Bad news was more common than good these days. Yet he’d asked as if he knew her from another visit and felt free to inquire.
She laughed, but not convincingly. “No, nothing to worry about. Perhaps the sea air will improve my spirits and my appetite.”
He cajoled her into trying the pudding, although it was clear to me that she wasn’t hungry enough to care. And she ate a little of it stoically, then signaled the waiter again, rose, and left the dining room.
The Grand Hotel had an excellent reputation. It catered to people like my parents, and they had had no qualms about leaving me here to dine alone. I was well looked after, and so it wasn’t surprising to see another woman alone.
I walked through great doors leading out to the veranda and stopped by one of the vases of fern for a few minutes to watch the waves roll in. I could sympathize in a way with Mrs. Campbell. I too needed to make a decision.

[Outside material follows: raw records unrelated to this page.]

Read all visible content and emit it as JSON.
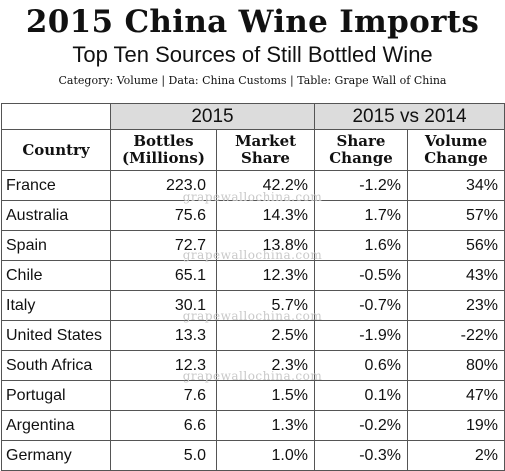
{
  "header": {
    "title": "2015 China Wine Imports",
    "subtitle": "Top Ten Sources of Still Bottled Wine",
    "caption": "Category: Volume | Data: China Customs | Table: Grape Wall of China"
  },
  "table": {
    "group_2015": "2015",
    "group_vs": "2015 vs 2014",
    "col_country": "Country",
    "col_bottles": "Bottles\n(Millions)",
    "col_share": "Market\nShare",
    "col_share_change": "Share\nChange",
    "col_volume_change": "Volume\nChange"
  },
  "watermark": "grapewallochina.com",
  "chart_data": {
    "type": "table",
    "title": "2015 China Wine Imports",
    "subtitle": "Top Ten Sources of Still Bottled Wine",
    "column_groups": [
      {
        "label": "2015",
        "columns": [
          "Bottles (Millions)",
          "Market Share"
        ]
      },
      {
        "label": "2015 vs 2014",
        "columns": [
          "Share Change",
          "Volume Change"
        ]
      }
    ],
    "columns": [
      "Country",
      "Bottles (Millions)",
      "Market Share",
      "Share Change",
      "Volume Change"
    ],
    "rows": [
      {
        "country": "France",
        "bottles": "223.0",
        "share": "42.2%",
        "share_change": "-1.2%",
        "volume_change": "34%"
      },
      {
        "country": "Australia",
        "bottles": "75.6",
        "share": "14.3%",
        "share_change": "1.7%",
        "volume_change": "57%"
      },
      {
        "country": "Spain",
        "bottles": "72.7",
        "share": "13.8%",
        "share_change": "1.6%",
        "volume_change": "56%"
      },
      {
        "country": "Chile",
        "bottles": "65.1",
        "share": "12.3%",
        "share_change": "-0.5%",
        "volume_change": "43%"
      },
      {
        "country": "Italy",
        "bottles": "30.1",
        "share": "5.7%",
        "share_change": "-0.7%",
        "volume_change": "23%"
      },
      {
        "country": "United States",
        "bottles": "13.3",
        "share": "2.5%",
        "share_change": "-1.9%",
        "volume_change": "-22%"
      },
      {
        "country": "South Africa",
        "bottles": "12.3",
        "share": "2.3%",
        "share_change": "0.6%",
        "volume_change": "80%"
      },
      {
        "country": "Portugal",
        "bottles": "7.6",
        "share": "1.5%",
        "share_change": "0.1%",
        "volume_change": "47%"
      },
      {
        "country": "Argentina",
        "bottles": "6.6",
        "share": "1.3%",
        "share_change": "-0.2%",
        "volume_change": "19%"
      },
      {
        "country": "Germany",
        "bottles": "5.0",
        "share": "1.0%",
        "share_change": "-0.3%",
        "volume_change": "2%"
      }
    ]
  }
}
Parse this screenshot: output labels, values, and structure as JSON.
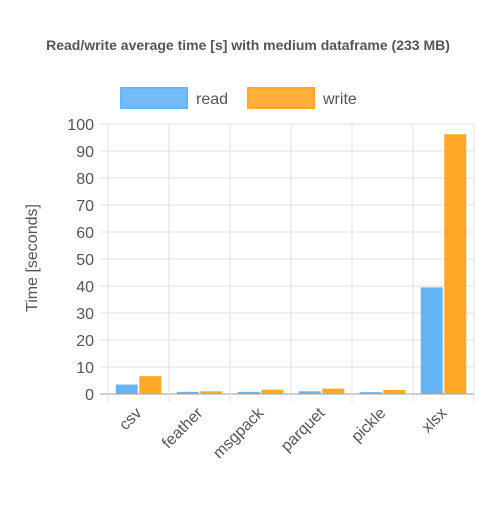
{
  "chart_data": {
    "type": "bar",
    "title": "Read/write average time [s] with medium dataframe (233 MB)",
    "xlabel": "",
    "ylabel": "Time [seconds]",
    "categories": [
      "csv",
      "feather",
      "msgpack",
      "parquet",
      "pickle",
      "xlsx"
    ],
    "series": [
      {
        "name": "read",
        "color": "#64b5f6",
        "values": [
          3.5,
          0.8,
          0.8,
          1.0,
          0.7,
          39.5
        ]
      },
      {
        "name": "write",
        "color": "#ffa726",
        "values": [
          6.6,
          1.0,
          1.6,
          2.0,
          1.5,
          96.2
        ]
      }
    ],
    "ylim": [
      0,
      100
    ],
    "yticks": [
      0,
      10,
      20,
      30,
      40,
      50,
      60,
      70,
      80,
      90,
      100
    ],
    "grid": true,
    "legend": "top"
  }
}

I was just on the point of turning to go up to my room when I overheard someone mention her name. There were two women sitting together just by the balustrade. They couldn’t see me for that fern, but I could just glimpse Mrs. Campbell, a shawl over her shoulders, walking down to the drive and moving on to one of the benches set out beneath specimen trees. It was the one where Simon and I’d sat that morning.
“There she is,” one of the women said in a low voice. “I told you I thought it was she.”
“Yes, you’re right. Shocking that she should show her face in such a place as this. Not after all the publicity surrounding the petition for divorce.”
“Unfaithful, he said.”
“Yes. But it couldn’t be proved, could it?”
“Sordid, all of it. I mean to say, he’s at war. You’d think she could put aside her personal feelings and remember that.”
I turned and went indoors. I remembered too vividly Lieutenant Banner at Forward Aid Station No. 3, dying of his wounds and saying in a whisper that held a world of despair because time had run out, “She won’t have to go through the divorce now, will she? She’ll be a widow instead. I’ve made it easy for him, whoever he is. He’ll step into my shoes without a qualm. But if he mistreats her, by God, I’ll come back and haunt him!”
I shivered as I remembered his vehemence, but it had cost him his last breath, and he was gone. I wondered sometimes if Mrs. Banner’s new husband had ever looked over his shoulder and listened for a footstep.
The thought followed me into sleep.
The next morning I took my pride and my courage in my hands and wrote the letter to London.
I put the direction on the envelope, took it to the front desk for stamps, and when they offered to put it in the post bag for me, I thanked them and said no.